Nel romanzo non può mancare il padre della metafisica. Scrive Baricco: Aristotele fu “uno dei primi a immaginare che qualcosa di ultimo dimori in ogni cosa reale… – qualcosa di indivisibile e perfetto, un punto di necessità assoluta” che il sommo filosofo greco chiamò sostanza (hypokeimenon): “una parola che non c’era – ammettendo in qualche modo che quel punto non esisteva come esistono una mela, o i tuoni, o una mano, ma esisteva come mossa mentale, cioè era un luogo che non si poteva toccare ma si poteva pensare. Così organizzò l’intero mondo – salvandolo dal caos – intorno alla fragilità di un pensiero”: la sostanza.
Il giudice Macauley, come Aristotele, cercò di mettere ordine al caos. Parlando con la strega, spiegò che il mondo “in cui era nato dimorava in un profondo stato di disordine e sembrava che solo lui, lì intorno, avesse la sensibilità, o il talento, per rendersi conto di quante cose aspettavano da tempo che qualcuno le riportasse al loro posto…”.
La strega gli chiese di farle un esempio delle cose che andavano messe al loro posto. E il giudice rispose: “Colpevoli e innocenti. In genere se qualcuno non li mette in ordine stanno piuttosto mescolati”. E precisò che il suo compito era “dividere gli innocenti dai colpevoli… disporre gli innocenti da una parte e i colpevoli dall’altra… dividere l’ombra dalla luce…”.
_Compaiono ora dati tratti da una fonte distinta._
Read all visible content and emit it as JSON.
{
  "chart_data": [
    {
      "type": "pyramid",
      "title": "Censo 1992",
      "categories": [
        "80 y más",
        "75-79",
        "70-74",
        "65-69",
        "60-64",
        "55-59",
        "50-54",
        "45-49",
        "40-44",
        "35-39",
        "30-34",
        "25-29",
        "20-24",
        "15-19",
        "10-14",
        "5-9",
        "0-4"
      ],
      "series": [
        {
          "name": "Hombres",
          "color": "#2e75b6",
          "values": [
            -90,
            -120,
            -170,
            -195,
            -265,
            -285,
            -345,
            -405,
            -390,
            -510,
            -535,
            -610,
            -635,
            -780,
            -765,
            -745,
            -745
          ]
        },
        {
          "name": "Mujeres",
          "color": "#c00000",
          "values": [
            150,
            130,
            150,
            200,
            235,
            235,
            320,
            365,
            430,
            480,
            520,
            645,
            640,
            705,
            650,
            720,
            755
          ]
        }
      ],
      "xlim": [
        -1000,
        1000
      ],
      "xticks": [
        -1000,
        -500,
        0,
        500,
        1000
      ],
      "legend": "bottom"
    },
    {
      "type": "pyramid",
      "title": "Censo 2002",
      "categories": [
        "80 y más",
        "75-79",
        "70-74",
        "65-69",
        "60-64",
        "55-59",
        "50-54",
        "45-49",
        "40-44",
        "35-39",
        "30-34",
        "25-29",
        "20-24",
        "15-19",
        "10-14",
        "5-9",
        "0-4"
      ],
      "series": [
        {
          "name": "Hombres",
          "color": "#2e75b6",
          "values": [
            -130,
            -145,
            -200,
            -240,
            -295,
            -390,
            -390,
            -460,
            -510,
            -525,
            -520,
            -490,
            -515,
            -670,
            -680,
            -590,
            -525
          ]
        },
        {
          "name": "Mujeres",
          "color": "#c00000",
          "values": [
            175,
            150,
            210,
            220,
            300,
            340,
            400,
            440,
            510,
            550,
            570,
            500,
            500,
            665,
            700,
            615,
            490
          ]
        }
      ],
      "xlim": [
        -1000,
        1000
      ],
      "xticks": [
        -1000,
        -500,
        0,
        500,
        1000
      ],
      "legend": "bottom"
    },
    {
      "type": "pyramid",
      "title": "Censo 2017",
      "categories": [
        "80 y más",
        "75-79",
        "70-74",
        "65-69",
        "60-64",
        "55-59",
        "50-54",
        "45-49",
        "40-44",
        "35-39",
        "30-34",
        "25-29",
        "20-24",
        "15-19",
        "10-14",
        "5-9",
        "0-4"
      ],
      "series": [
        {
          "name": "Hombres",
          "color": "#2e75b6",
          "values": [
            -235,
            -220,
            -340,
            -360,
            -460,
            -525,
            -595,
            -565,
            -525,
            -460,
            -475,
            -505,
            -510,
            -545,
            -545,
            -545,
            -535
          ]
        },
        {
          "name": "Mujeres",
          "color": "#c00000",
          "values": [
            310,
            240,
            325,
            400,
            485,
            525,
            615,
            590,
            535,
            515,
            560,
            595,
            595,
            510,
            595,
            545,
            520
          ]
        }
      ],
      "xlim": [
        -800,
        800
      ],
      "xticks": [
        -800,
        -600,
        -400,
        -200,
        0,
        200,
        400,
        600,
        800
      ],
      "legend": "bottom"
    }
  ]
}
Dal romanzo, Baricco ha tratto uno straordinario spettacolo teatrale, Abel Concerto, nel corso del quale il grande scrittore ha letto, e tre musicisti (Cesare Picco, Roberto Tarasco, Nicola Tescari) hanno “suonato”, alcune pagine del romanzo.
Uno dei brani più densi di significato è la descrizione della sella di “quell’uomo, un vecchio con gli speroni d’oro”.
“Non assomigliava a nulla che avessimo mai visto”, dice la voce narrante. Su di essa risplendevano “cuciture bassorilievi incisioni” e poi borchie, cinghie, anelli, staffe istoriate. E, mentre indicava col dito i ricami d’argento, “Sono con noi le stelle, aggiunse, le forze del mare, il canto dei primi uomini e lo spirito del lupo…” e disse che quella sella “era stata costruita nel tempo di una vita intera”.
Ma quella, non era una vita sola. Una sola vita non bastava. La sella tramandava nomi, luoghi, fiumi, monti, popoli, templi, eruzioni, terremoti, isole, pianeti, imprese, battaglie. Tramandava la Storia intera delle vite vissute da sempre dagli uomini alla continua ricerca dell’hypokeimenon, di ciò che sta sotto alla superficie del mondo.
Quella sostanza che l’uomo – come nei quadri di de Chirico – sembra aver perso a vantaggio della materia e del caos.